I originally wrote this story in February 2005.
So, the cats really do love me.
As I was showering this morning, I heard the cats growling. Now, they growl pretty often at each other in play. But this was really loud. So loud that I shut off the shower to see if they were really growling or if it was in fact the furnace doing something crazy to alert me it was about to explode. When I got out they stopped growling and Mencken walked out of the bathroom.
Rinsed off, put on my glasses and a towel, went into the bedroom to dress.
Mencken is on the bed with his mousey. "Oh, Mencken," I say. "You've done a number on that mousey. It looks like he's falling apart. We should throw that one away and get you a new one from the stash."

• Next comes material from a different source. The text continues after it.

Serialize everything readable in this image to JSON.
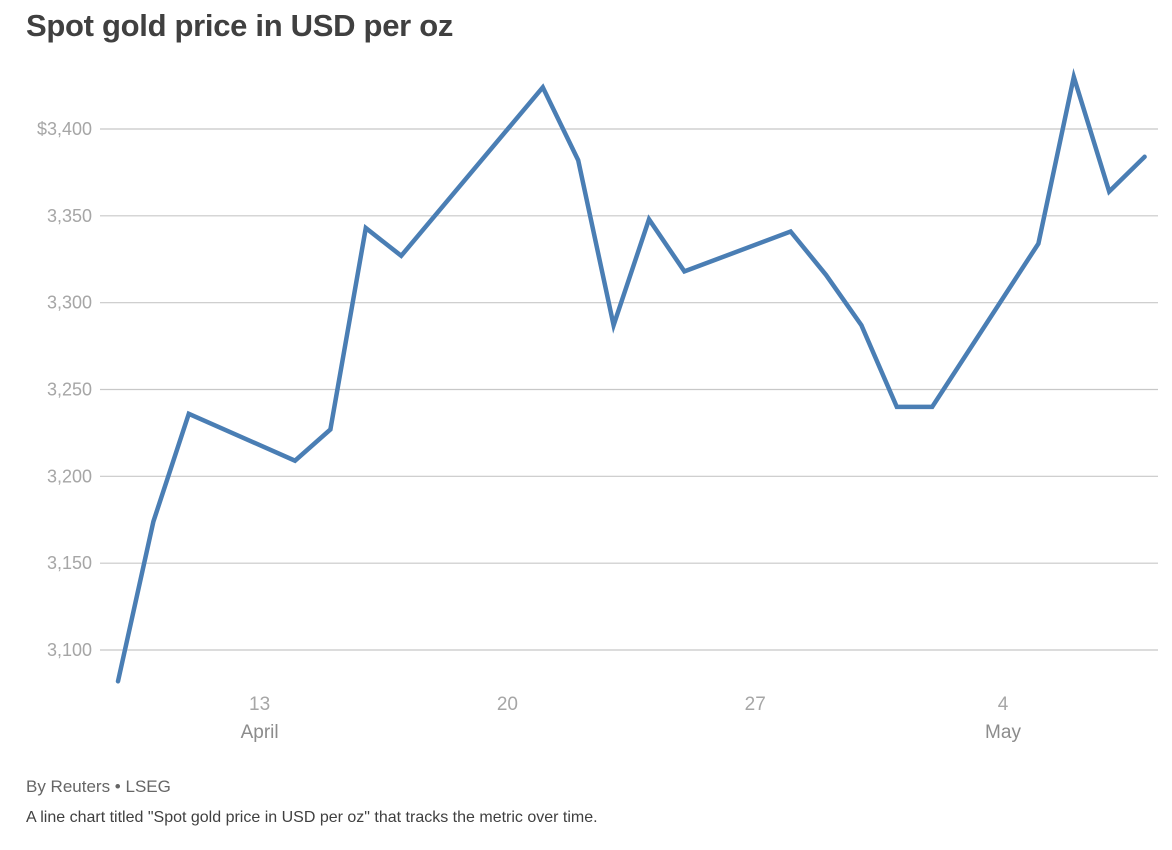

I put out a finger to check the damage. Huh. This isn't fluff falling out. Those are REAL MOUSE CLAWS!
I shriek and shiver. I jump.
Mencken is really pleased with his mousey. He proceeds to try and beat it up a little more.
"Ack, NO!" I cry, afraid of disembowelment and blood and severed heads in the am.
I toss him in the red room and shut the door. Cain is now looking at the mousey that Mencken had been hogging and proceeds to take over where I had interrupted.
"Stop it!" I pick him up, go to the bathroom and get the largest wad of toilet paper ever. After several attempts I pick up the mouse by its tail and carry it down to the trash. I put the trash out on the back porch.
Yes, I realize that habit helped contribute to this mess.
I feed the cats, free Mencken, give him some praise.
Murder Inc. is in the house. Sugar Cain and Mouser Mencken. I feel like a gun moll. I need a cocktail ring, a martini glass, and a little necklace of their kills.